SFTPPlus Documentation

Start Page 8. User’s Guides 8.13. Managing logs in high volume installations
server-side client-side configuration

8.13. Managing logs in high volume installations

8.13.1. Introduction

There are 3 main phases when dealing with application logs:

  • Log generation
  • Log centralization
  • Log analysis

The focus for SFTPPlus is to provide a robust file transfer solution which can be easily integrated with any external dedicated log management tool.

In the case in which you did not find it straightforward to integrate SFTPPlus with your preferred log management tool, please get in touch and we will work towards providing a better experience.

8.13.2. Log generation

In SFTPPlus, the logs are generated using the event handlers. An event handler will receive the events generated by SFTPPlus and transform it into a format usable for the logging system.

This simple transformation is to generate an entry into a plain text log file.

SFTPPlus can store the logs as comma-separated values (CSV), making it easy to parse the input and transform it according to your needs.

SFTPPlus can also generate the events directly as syslog entries or as HTTP requests. In this case, these logs are stored on the local SFTPPlus instance. While this can help reduce the disk usage on the SFTPPlus instance, this approach is susceptible to data loss, in the case in which the network connection is broken between STPPlus and the remote server. This approach is not recommended for high volume installations.

8.13.3. Log rotation

With a default configuration SFTPPlus will rotate the log file at the end of each day. That is, it will rename the previous log file and start with an empty file.

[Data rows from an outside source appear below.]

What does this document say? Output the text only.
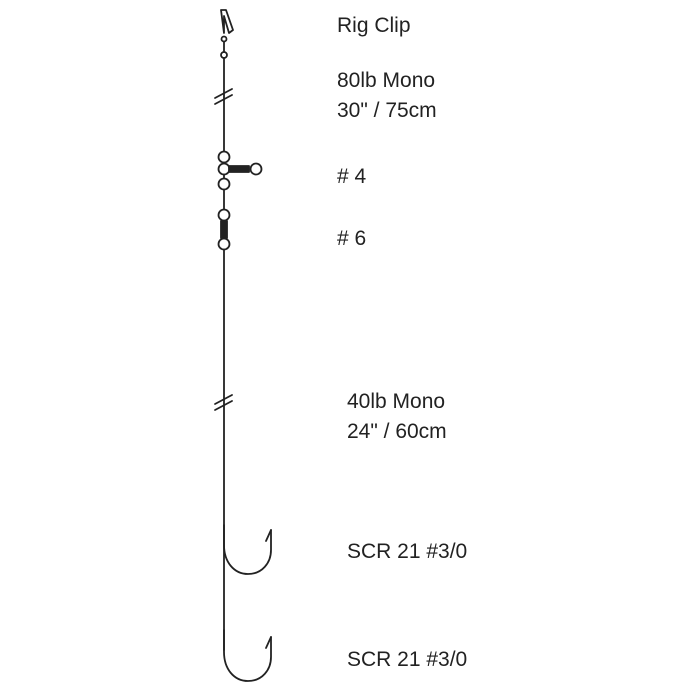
Rig Clip
80lb Mono
30" / 75cm
# 4
# 6
40lb Mono
24" / 60cm
SCR 21 #3/0
SCR 21 #3/0
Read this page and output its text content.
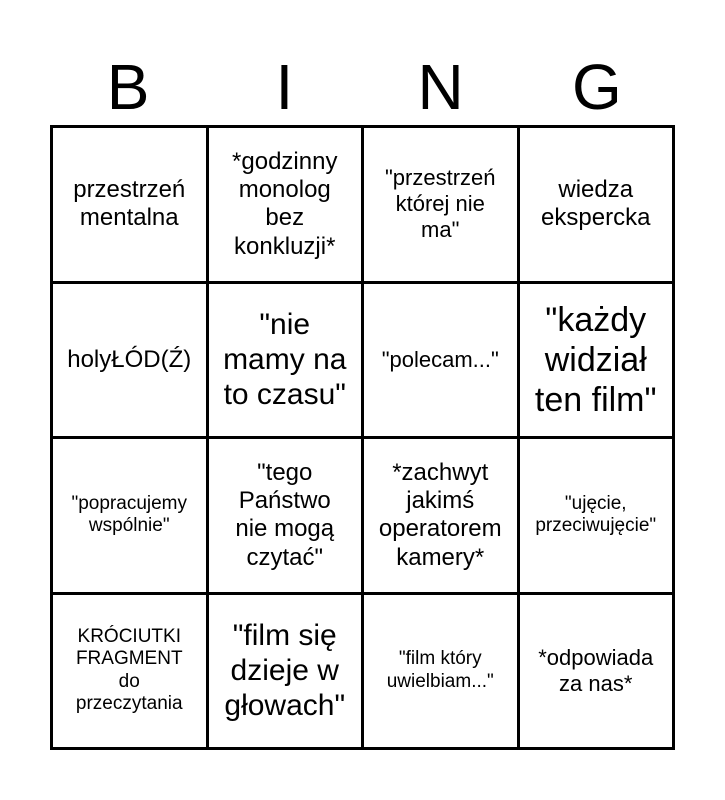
B	I	N	G
przestrzeń
mentalna
*godzinny
monolog
bez
konkluzji*
"przestrzeń
której nie
ma"
wiedza
ekspercka
holyŁÓD(Ź)
"nie
mamy na
to czasu"
"polecam..."
"każdy
widział
ten film"
"popracujemy
wspólnie"
"tego
Państwo
nie mogą
czytać"
*zachwyt
jakimś
operatorem
kamery*
"ujęcie,
przeciwujęcie"
KRÓCIUTKI
FRAGMENT
do
przeczytania
"film się
dzieje w
głowach"
"film który
uwielbiam..."
*odpowiada
za nas*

In SFTPPlus there are 2 main types of rotations:

  • size based rotation
  • time based rotation

The size based rotation will rotate the file as soon as the log file reaches a certain size. The files on disk will look like:

path/to/server.log
path/to/server.log.1
path/to/server.log.2
path/to/server.log.3
path/to/server.log.4
path/to/server.log.5

where path/to/server.log is the main log file and the others are rotated files containing older logs.

The time based rotation will rotate the file at a specific time or regular time intervals, regardless of the size of the log file. The time based rotated files will look on disk like the example below. The actual time stamp used for the rotated files differs based on the rotation rule:

path/to/server.log
path/to/server.2018-07-30_15-17-10.log
path/to/server.2018-07-30_15-17-43.log
path/to/server.2018-07-30_15-18-16.log
path/to/server.2018-07-30_15-19-01.log
path/to/server.2018-07-30_15-21-00.log

where path/to/server.log is the main log file and the others are rotated files containing older logs.

When rotating logs, you have the option to automatically delete older rotated files and keep rotated log files up to a certain number.

8.13.4. Log centralization

You can achieve log centralization in SFTPPlus by the use of databases. SFTPPlus can store the log entries in a database. Multiple SFTPPlus instances can use the same database to become a central place for log storage.

The embedded SFTPPlus database is not suitable for high volume installations. We recommend using specialized tools for log centralization.

The standard way to achieve log centralization is by using the syslog protocol. By configuring a syslog event handler, SFTPPlus can send the logs to a remote syslog server.

The syslog protocol may not be enough and for new installations, we recommend using modern log management tools like Fluentd, Splunk, Datadog, Sumologic, or Loggly (just to name a few in no particular order).

For efficient and fault tolerant operations, we recommend storing the SFTPPlus logs as a rotated local file and use the agent provided by your logging management tool to forward the logs to a centralized server.

In this way, even if the network between the SFTPPlus instance and the centralized server is down for a brief period of time, the logs are buffered inside the local file and can be forwarded once the connection is established. Having pending logs buffered in a local file provides improved performance while at the same time mitigate data losses associated to power failures, as only queues stored in memory will be lost.

SFTPPlus provides advanced functionality for rotating log files and can automatically delete older rotated files.

The default installation will rotate log files at the end of each time. For better control over disk space used by log files, you should choose to rotate files based on size.

8.13.5. Log analysis

For log analysis, SFTPPlus only provides a basic tool to search and filter the logs, which is not suitable for high volume installations.

The log analysis component is implemented in SFTPPlus as the “Past Activity” page from the Local Manager web console.

We recommend using the analysis and filtering functionalities provided by the dedicated logging tools.